Nietzsche
Extrait du document
«
Eh quoi ? Notre besoin de connaître n'est-il pas justement notre besoin
familier? Le désir de trouver, parmi tout ce qui nous est étranger, inhabituel,
énigmatique, quelque chose qui ne nous inquiète plus ? Ne serait-ce pas
l'instinct de la peur qui nous commanderait de connaître?

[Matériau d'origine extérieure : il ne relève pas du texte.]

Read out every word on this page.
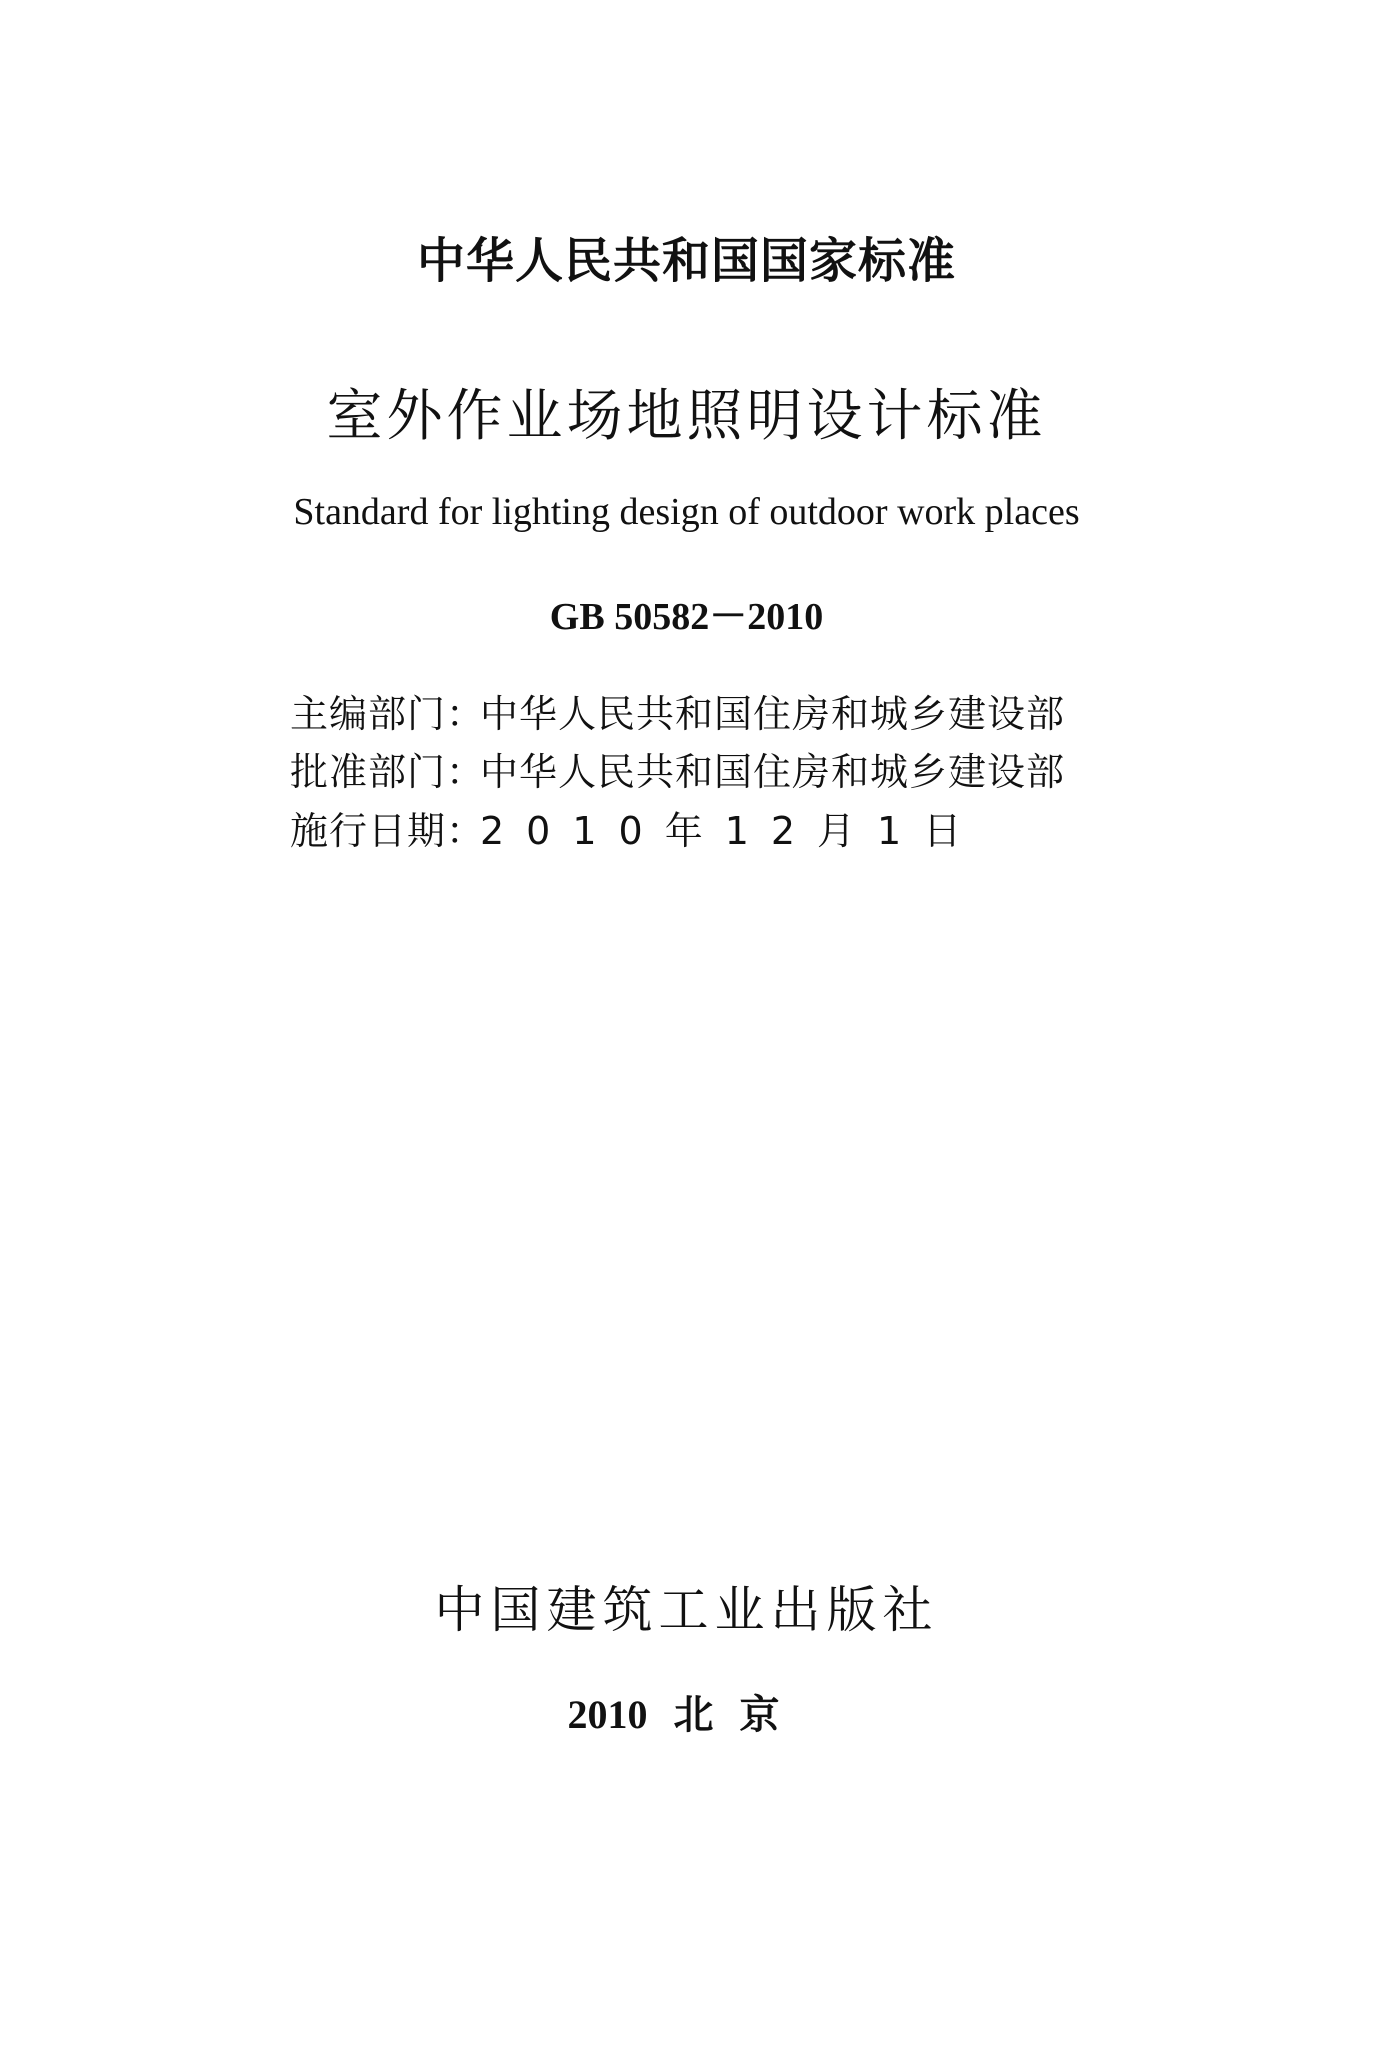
中华人民共和国国家标准
室外作业场地照明设计标准
Standard for lighting design of outdoor work places
GB 50582－2010
主编部门：中华人民共和国住房和城乡建设部
批准部门：中华人民共和国住房和城乡建设部
施行日期：2010年12月1日
中国建筑工业出版社
2010 北京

Le ravissement
qui accompagne l'acquisition de la connaissance ne serait-il pas la volupté
de la sécurité retrouvée ?...
Tel philosophe considéra le monde comme
«connu» quant il l'eut ramené à l'« idée»: hélas ! N'était-ce pas simplement
parce que l'idée lui était chose si familière, si habituelle ? Parce que l'idée lui
faisait tellement moins peur ? Ah ! Ces pauvres satisfactions de ceux qui
cherchent la connaissance!...
Qu'ils sont contents à bon marché ! Examinez
donc de ce point de vue leurs principes et leurs réponses aux énigmes que
posent le monde ! Quand ils retrouvent dans les choses, sous les choses ou
derrière les choses un élément, hélas, qui leur est bien connu, comme par
exemple notre logique, notre table de multiplication, notre volonté ou notre
désir, quelle pure ivresse !
QUESTIONNEMENT INDICATIF
• S'interroger sur le fait que le texte est constitué uniquement de phrases interrogatives et exclamatives.
• Les interrogations du premier paragraphe se succèdent-elles avec ordre ou non ? Si oui lequel ?

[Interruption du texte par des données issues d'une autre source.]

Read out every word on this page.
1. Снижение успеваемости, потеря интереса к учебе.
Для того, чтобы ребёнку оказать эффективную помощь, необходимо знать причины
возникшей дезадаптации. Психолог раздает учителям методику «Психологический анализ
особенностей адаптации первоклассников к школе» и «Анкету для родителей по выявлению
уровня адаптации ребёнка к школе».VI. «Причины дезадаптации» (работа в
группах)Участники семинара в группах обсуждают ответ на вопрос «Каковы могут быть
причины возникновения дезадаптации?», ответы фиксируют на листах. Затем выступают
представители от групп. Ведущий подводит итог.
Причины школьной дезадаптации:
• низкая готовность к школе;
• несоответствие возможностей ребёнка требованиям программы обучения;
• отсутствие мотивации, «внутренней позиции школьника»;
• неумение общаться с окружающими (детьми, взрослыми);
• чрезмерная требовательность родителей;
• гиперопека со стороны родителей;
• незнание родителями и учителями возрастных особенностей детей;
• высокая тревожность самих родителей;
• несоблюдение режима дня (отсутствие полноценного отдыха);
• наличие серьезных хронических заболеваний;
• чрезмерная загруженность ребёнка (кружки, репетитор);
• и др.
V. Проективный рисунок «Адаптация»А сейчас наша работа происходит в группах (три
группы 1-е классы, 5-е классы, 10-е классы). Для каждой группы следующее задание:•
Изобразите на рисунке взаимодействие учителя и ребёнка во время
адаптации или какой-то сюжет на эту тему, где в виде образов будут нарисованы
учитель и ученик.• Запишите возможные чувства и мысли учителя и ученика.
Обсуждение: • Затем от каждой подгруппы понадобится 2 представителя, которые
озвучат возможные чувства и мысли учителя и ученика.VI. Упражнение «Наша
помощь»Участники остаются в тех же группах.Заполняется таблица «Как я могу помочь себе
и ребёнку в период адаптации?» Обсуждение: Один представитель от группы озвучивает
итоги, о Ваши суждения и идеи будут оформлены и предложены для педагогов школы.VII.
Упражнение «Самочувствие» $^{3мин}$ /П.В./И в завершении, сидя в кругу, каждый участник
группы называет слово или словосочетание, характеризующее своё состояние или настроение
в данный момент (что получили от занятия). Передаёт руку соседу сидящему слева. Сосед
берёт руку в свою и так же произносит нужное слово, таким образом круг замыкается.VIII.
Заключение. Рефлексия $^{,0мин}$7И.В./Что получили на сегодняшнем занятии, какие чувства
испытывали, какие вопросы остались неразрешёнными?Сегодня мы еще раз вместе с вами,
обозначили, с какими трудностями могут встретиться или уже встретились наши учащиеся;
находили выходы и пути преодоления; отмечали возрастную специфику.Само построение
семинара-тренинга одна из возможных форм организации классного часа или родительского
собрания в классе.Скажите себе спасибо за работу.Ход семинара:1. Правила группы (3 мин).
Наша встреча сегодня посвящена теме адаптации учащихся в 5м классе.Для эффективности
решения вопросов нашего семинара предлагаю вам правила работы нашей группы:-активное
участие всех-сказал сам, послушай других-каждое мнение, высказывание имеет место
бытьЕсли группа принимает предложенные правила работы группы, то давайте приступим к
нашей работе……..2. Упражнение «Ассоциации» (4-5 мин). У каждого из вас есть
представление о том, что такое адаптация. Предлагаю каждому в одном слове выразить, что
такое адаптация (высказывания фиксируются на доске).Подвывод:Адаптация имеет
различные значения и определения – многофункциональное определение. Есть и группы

• De quoi chaque « interrogation » tente-t-elle de rendre compte ?
• Importance du terme « notre » dans « notre logique », « notre table de multiplication », « notre volonté », «
notre désir ».
• Pouvez-vous citer des œuvres de philosophes qui peuvent apparaître comme illustrant ces différentes «
réductions » ?
• Pourquoi « hélas » ?
• Pouvez-vous préciser la ou les fonction(s) de ces points d'interrogation et d'exclamation ?
• En quoi ce texte présente-t-il un « intérêt philosophique »?

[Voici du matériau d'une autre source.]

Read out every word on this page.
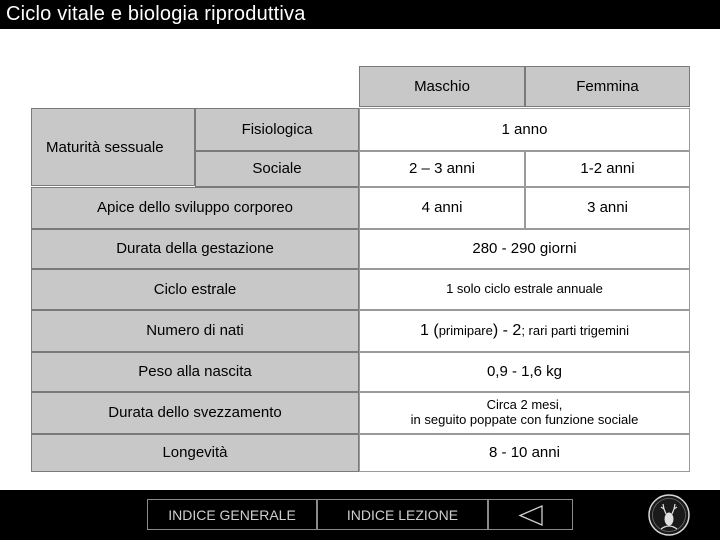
Ciclo vitale e biologia riproduttiva
Maschio	Femmina
Maturità sessuale
Fisiologica	1 anno
Sociale	2 – 3 anni	1-2 anni
Apice dello sviluppo corporeo	4 anni	3 anni
Durata della gestazione	280 - 290 giorni
Ciclo estrale	1 solo ciclo estrale annuale
Numero di nati	1 (primipare) - 2; rari parti trigemini
Peso alla nascita	0,9 - 1,6 kg
Durata dello svezzamento	Circa 2 mesi,
in seguito poppate con funzione sociale
Longevità	8 - 10 anni
INDICE GENERALE	INDICE LEZIONE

Dans ce texte, Nietzsche renverse une conception généralement admise : ce n'est pas la curiosité qui pousse
l'homme à connaître, mais la peur, la peur de ce qui échappe aux connaissances qu'il a déjà acquises.
C'est
pourquoi il s'estime satisfait lorsqu'il croit pouvoir expliquer l'inconnu par le connu.
L'homme a naturellement peur de l'inconnu, de ce qu'il ne parvient pas à expliquer.
Expliquer, c'est maîtriser les
phénomènes.
Exemple : si la mort nous fait si peur, c'est parce qu'elle est l'inconnu par excellence.
L'homme n'est pas mu par la curiosité.
À l'aventure de la connaissance, il préfère la sécurité des choses
connues.
C'est pourquoi sa prétendue quête de la connaissance se ramène à n'être qu'une explication de
l'inconnu par le connu.
Trois exemples sont à développer :
– Platon ramène tout à l'Idée, notion qui lui était familière, mais qui ne rend pas compte de la véritable
complexité du réel.
Il suppose qu'il y a un « au-delà », quelque chose « derrière les choses ».
Par là même, il
fuit plus les problèmes qu'il ne les résoud.
– « Dans les choses », il y a les atomes, les cellules.
Si l'on s'en tient à la connaissance du vivant, ce n'est pas
parce qu'on en sait de plus en plus sur son organisation que l'on sait précisément ce qu'est la vie.
- «Sous les choses », il y a le désir, la volonté.
Mais qu'est au juste ce désir, qu'elle est la force qui me pousse
à vouloir ?
L'intérêt philosophique de ce texte est de nous montrer que l'homme ne cherche pas à connaître pour connaître
mais pour se rassurer.
Ce constat permet à Nietzsche d'adresser de sévères critiques à ces esprits qui
s'enthousiasment d'avoir résolu les énigmes du monde alors qu'ils ne font que ramener l'inconnu à quelque
chose qui leur est familier.
Or, ce n'est pas ce que l'on peut à proprement parler, appeler une connaissance
nouvelle..
»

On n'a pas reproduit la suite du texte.